Journaliste : Oui mais il s'est installé en réaction, par rapport à quelque chose ! C'est un refus d'un modèle qui est arrivé au début des années quatre vingts.
Alexis Kauffmann : Oui historiquement il s'est installé en résistance. Tout d'un coup, dans les universités américaines, autour des débuts de l'informatique dans les années soixante, soixante-dix, en fait le code informatique se partageait comme les mathématiques. Il faut imaginer l'informatique comme les mathématiques à l'université. Alors les mathématiques, il n'y a pas de copyright sur les théorèmes par exemple. C'est heureux pour les scientifiques sinon ce serait vite compliqué s'il fallait payer des royalties à chaque fois qu'on utilise le théorème de Pythagore.
Bon, le code se partageait et puis tout d'un coup certains se mis à fermer le code. Ça a donné un coup de génie économique, j'ai envie de dire, pour les Steve Jobs, les Bill Gates, etc.
Journaliste : Qui ont largement prospéré sur les brevets qu'ils ont pu instaurer sur les codes !
Alexis Kauffmann : Et Stallman lui, il a voulu résister, un petit peu comme dans Star Wars on résiste à l'empire.
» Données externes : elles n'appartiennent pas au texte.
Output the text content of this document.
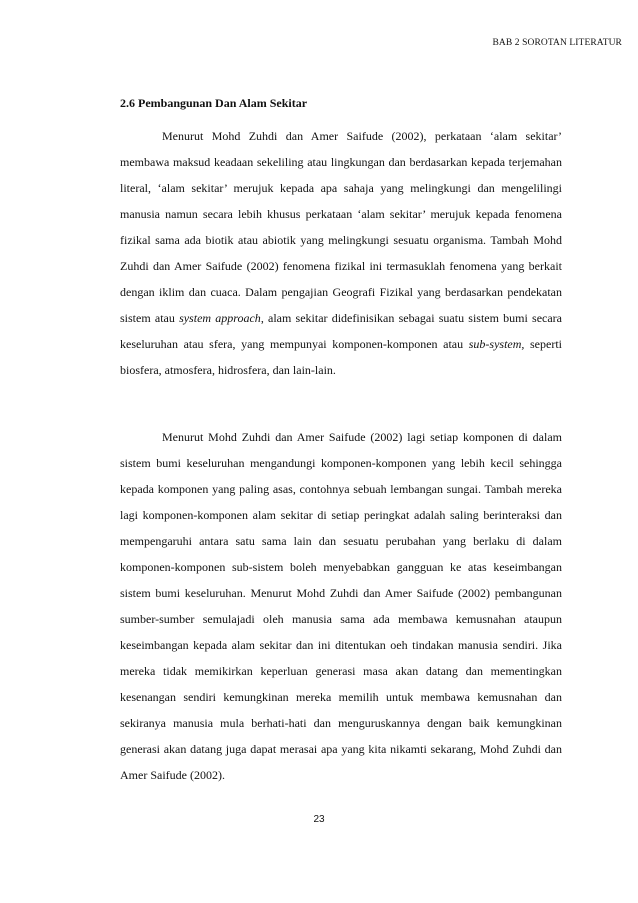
BAB 2 SOROTAN LITERATUR
2.6 Pembangunan Dan Alam Sekitar

Menurut Mohd Zuhdi dan Amer Saifude (2002), perkataan ‘alam sekitar’ membawa maksud keadaan sekeliling atau lingkungan dan berdasarkan kepada terjemahan literal, ‘alam sekitar’ merujuk kepada apa sahaja yang melingkungi dan mengelilingi manusia namun secara lebih khusus perkataan ‘alam sekitar’ merujuk kepada fenomena fizikal sama ada biotik atau abiotik yang melingkungi sesuatu organisma. Tambah Mohd Zuhdi dan Amer Saifude (2002) fenomena fizikal ini termasuklah fenomena yang berkait dengan iklim dan cuaca. Dalam pengajian Geografi Fizikal yang berdasarkan pendekatan sistem atau system approach, alam sekitar didefinisikan sebagai suatu sistem bumi secara keseluruhan atau sfera, yang mempunyai komponen-komponen atau sub-system, seperti biosfera, atmosfera, hidrosfera, dan lain-lain.

Menurut Mohd Zuhdi dan Amer Saifude (2002) lagi setiap komponen di dalam sistem bumi keseluruhan mengandungi komponen-komponen yang lebih kecil sehingga kepada komponen yang paling asas, contohnya sebuah lembangan sungai. Tambah mereka lagi komponen-komponen alam sekitar di setiap peringkat adalah saling berinteraksi dan mempengaruhi antara satu sama lain dan sesuatu perubahan yang berlaku di dalam komponen-komponen sub-sistem boleh menyebabkan gangguan ke atas keseimbangan sistem bumi keseluruhan. Menurut Mohd Zuhdi dan Amer Saifude (2002) pembangunan sumber-sumber semulajadi oleh manusia sama ada membawa kemusnahan ataupun keseimbangan kepada alam sekitar dan ini ditentukan oeh tindakan manusia sendiri. Jika mereka tidak memikirkan keperluan generasi masa akan datang dan mementingkan kesenangan sendiri kemungkinan mereka memilih untuk membawa kemusnahan dan sekiranya manusia mula berhati-hati dan menguruskannya dengan baik kemungkinan generasi akan datang juga dapat merasai apa yang kita nikamti sekarang, Mohd Zuhdi dan Amer Saifude (2002).

23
Il a dit « Non, non, moi je veux continuer à pourvoir partager le code » et c'est là qu'il a fondé le mouvement du logiciel libre.
Sébastien Broca : Pour compléter ce que vient de dire Alexis qui est important, il faut savoir que ce qui se passe dans les années quatre vingts, quand apparaît le logiciel libre, c'est qu’il y a le micro ordinateur qui arrive et donc il se crée un marché de l'informatique gigantesque, donc c'est là que naissent les éditeurs Microsoft et d'autres, qui vont prospérer sur le fait de fermer le code, alors qu'auparavant, dans les années soixante-dix, qu'avait connues Stallman notamment au MIT, la grande université américaine où il était, c’était vraiment une informatique qui se développait dans les institutions publiques, dans les universités, sur la base du partage du savoir, la collaboration entre informaticiens et c'est ça qui change dans les quatre vingts et c'est ce contre quoi il entreprend de résister à ce moment-là.
06' 23
Journaliste : A ce point de la discussion, on a l'impression qu'on parle d'un rêve d'informaticiens un peu, qui veulent changer le monde dans les années quatre-vingts, en tout cas le monde dans lequel ils interviennent, eux, c’est-à-dire le monde du code. En fait ça va beaucoup plus loin. Quand on touche au logiciel libre, écrivez-vous, Sébastien Broca, on comprend la société autrement et on veut changer le monde dans son ensemble.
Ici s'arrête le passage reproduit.